The environment for selling employee benefits in the United States is poor, but Unum Group Corp. (NYSE:UNM) still managed to sell more group long-term disability (LTD) insurance during the third quarter.
Unum executives gave that assessment during the company’s third-quarter earnings call.
Thomas Watjen, the president, told securities analysts that, especially in the market for employers with fewer than 50 lives, challenges include a soft economy, an unsettling political environment, and distractions from employers’ need to understand and make decisions about the Patient Protection and Affordable Care Act (PPACA).
Unum executives said they see other insurers using low prices to get the attention of the employers that are willing to change their benefits plans.

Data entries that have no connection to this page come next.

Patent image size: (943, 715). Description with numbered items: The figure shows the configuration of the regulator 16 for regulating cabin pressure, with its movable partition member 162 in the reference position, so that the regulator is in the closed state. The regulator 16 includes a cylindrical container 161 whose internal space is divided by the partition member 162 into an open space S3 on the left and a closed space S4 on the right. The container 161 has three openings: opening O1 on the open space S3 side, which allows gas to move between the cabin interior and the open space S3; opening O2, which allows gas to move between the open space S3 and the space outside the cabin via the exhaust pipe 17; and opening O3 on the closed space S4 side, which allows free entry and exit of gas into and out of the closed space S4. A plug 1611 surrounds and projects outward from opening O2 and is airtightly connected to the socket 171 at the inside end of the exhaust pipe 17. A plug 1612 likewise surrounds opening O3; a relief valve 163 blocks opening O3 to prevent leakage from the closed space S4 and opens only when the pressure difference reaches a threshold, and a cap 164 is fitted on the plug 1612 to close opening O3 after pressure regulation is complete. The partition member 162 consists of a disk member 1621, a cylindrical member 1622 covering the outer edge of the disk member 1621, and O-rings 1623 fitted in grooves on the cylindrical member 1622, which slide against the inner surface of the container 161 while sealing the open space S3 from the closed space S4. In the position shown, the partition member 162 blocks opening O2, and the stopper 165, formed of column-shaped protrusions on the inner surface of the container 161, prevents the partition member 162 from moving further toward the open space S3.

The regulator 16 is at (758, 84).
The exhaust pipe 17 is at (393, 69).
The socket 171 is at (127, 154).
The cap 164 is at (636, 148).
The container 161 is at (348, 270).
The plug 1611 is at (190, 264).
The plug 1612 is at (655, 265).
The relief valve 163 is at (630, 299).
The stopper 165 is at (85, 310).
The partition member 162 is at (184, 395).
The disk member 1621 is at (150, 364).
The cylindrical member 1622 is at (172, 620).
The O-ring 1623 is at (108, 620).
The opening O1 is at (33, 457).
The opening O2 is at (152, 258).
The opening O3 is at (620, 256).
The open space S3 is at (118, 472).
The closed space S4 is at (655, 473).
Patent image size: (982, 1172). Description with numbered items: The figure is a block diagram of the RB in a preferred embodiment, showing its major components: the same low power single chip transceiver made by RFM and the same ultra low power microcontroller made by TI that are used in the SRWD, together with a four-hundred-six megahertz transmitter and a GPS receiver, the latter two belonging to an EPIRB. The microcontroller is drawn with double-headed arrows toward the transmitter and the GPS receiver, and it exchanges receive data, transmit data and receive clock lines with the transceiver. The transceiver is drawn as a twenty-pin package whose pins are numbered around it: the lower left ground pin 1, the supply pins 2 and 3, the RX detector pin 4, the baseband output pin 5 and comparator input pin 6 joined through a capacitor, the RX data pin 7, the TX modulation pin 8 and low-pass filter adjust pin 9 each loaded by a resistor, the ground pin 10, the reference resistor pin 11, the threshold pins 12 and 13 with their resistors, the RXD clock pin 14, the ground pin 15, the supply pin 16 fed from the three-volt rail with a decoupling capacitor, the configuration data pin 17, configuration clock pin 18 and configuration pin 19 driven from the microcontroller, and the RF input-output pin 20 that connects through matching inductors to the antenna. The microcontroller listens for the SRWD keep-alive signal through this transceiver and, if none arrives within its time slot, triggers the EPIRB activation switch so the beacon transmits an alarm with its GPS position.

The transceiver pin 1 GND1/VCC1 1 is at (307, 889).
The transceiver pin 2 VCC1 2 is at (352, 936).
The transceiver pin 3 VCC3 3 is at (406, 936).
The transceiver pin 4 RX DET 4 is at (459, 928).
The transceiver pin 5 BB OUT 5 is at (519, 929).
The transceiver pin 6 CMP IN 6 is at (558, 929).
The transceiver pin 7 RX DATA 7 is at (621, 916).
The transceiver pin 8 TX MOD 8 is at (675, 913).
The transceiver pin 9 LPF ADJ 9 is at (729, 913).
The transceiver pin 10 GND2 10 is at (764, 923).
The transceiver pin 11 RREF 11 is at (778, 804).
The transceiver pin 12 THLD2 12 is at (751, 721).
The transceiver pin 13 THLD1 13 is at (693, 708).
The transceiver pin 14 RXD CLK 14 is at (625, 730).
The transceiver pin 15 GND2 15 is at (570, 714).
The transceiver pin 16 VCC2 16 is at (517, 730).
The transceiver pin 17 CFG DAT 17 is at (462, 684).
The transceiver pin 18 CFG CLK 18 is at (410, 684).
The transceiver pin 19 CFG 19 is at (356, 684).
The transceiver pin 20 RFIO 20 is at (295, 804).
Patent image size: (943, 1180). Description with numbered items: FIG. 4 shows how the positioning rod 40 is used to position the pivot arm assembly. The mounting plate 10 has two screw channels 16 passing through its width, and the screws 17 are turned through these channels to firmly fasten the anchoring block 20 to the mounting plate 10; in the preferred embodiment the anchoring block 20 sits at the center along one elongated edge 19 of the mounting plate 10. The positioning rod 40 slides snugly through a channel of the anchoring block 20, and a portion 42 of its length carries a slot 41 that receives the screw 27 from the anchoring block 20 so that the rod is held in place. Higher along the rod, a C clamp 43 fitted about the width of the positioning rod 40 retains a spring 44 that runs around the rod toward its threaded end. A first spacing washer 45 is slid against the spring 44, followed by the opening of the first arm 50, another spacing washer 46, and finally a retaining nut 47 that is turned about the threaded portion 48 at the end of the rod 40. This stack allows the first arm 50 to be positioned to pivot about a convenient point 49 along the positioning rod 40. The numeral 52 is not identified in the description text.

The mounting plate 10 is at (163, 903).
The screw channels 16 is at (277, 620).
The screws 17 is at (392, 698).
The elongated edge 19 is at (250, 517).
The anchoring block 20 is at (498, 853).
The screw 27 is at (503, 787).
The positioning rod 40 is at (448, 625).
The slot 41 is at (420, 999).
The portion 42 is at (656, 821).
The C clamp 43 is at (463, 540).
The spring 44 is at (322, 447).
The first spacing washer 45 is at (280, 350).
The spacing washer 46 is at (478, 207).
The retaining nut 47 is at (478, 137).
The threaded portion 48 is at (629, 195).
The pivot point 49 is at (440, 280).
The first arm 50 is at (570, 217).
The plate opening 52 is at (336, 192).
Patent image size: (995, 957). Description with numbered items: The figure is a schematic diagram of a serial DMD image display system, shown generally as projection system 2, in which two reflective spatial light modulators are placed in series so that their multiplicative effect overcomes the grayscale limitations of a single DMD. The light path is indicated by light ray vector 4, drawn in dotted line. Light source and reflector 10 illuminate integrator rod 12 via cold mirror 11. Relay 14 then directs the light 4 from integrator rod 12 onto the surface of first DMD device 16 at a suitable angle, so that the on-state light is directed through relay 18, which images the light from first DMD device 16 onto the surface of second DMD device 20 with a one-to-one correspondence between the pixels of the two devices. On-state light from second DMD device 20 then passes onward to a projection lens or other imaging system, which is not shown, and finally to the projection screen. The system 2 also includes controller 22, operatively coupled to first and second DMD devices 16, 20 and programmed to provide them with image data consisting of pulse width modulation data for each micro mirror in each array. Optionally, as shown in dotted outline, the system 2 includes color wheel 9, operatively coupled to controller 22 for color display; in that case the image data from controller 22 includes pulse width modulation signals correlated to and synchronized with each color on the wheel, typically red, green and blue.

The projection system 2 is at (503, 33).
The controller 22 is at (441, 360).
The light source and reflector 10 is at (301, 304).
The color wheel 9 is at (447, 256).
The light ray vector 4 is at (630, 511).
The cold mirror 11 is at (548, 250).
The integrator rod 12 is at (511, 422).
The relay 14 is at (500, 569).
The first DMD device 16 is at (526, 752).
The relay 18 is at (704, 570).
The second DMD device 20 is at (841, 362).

The company as a whole is reporting $206 million in net income for the latest quarter on $2.5 billion in revenue, down from $230 million in net income on $2.6 billion in revenue for the third quarter of 2012.
Even at Unum, group short-term disability (STD) insurance sales fell 9.2 percent, to $13 million.
But group LTD sales increased to 8.9 percent, to $26 million.
The group disability unit as a whole is reporting $79 million in operating income for the quarter on $515 million in premium revenue, up from $74 million in operating income on $512 million in premium revenue for the comparable quarter in 2012.
During the earnings call, Watjen noticed that the company’s large “closed block” of group long-term care insurance (LTCI) business will be an “area of focus for a long time to come.”
Jack McGarry, the head of Unum’s closed-block operations, said efforts to get state insurance regulators to approve LTCI rate increases have been going more smoothly than expected, in part because regulators who have approved increases are encouraging peers in other states to do the same.